Georgetown University law professor Randy Barnett argued for the right to medical marijuana for personal use before the Supreme Court in Gonzales v. Raich (2005), and he garnered three votes where most predicted no more than one. He was also part of the legal team in NFIB v. Sebelius (2012) that tried to end Obamacare's individual insurance purchase mandate. While Barnett's side lost, the case helped revive the notion that the enumerated powers construct in Article 1, Section 8 of the Constitution could still be meaningfully called on.
Barnett started off in the 1970s, though, as just part of a tiny gang of radical libertarians striving to influence academia and political culture, a devotee of the anarcho-capitalist firebrand Murray Rothbard.
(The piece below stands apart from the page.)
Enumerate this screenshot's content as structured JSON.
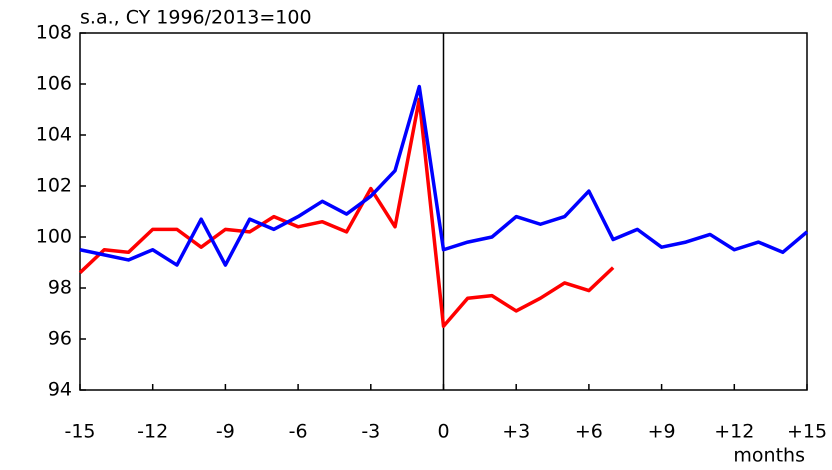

Barnett's intellectual education was shaped by movement organizations such as the Center for Libertarian Studies and the Institute for Humane Studies.
In his memoir, A Life for Liberty, Barnett traces his intellectual entrepreneurship as he shifted his theoretical emphases from punishment and restitution to a consent theory of contracts to constitutional theory. His interest in the latter started by taking the Ninth Amendment's unenumerated rights seriously when no one else did. The version of originalism he was key in developing and promoting (after many years of thinking that if the Supreme Court wasn't taking the Constitution seriously, why should he?) says that jurists should examine the understood public meaning of terms in the Founding era as opposed to trying to guess the Framers' "intentions." This has become an increasingly influential approach to constitutional thinking.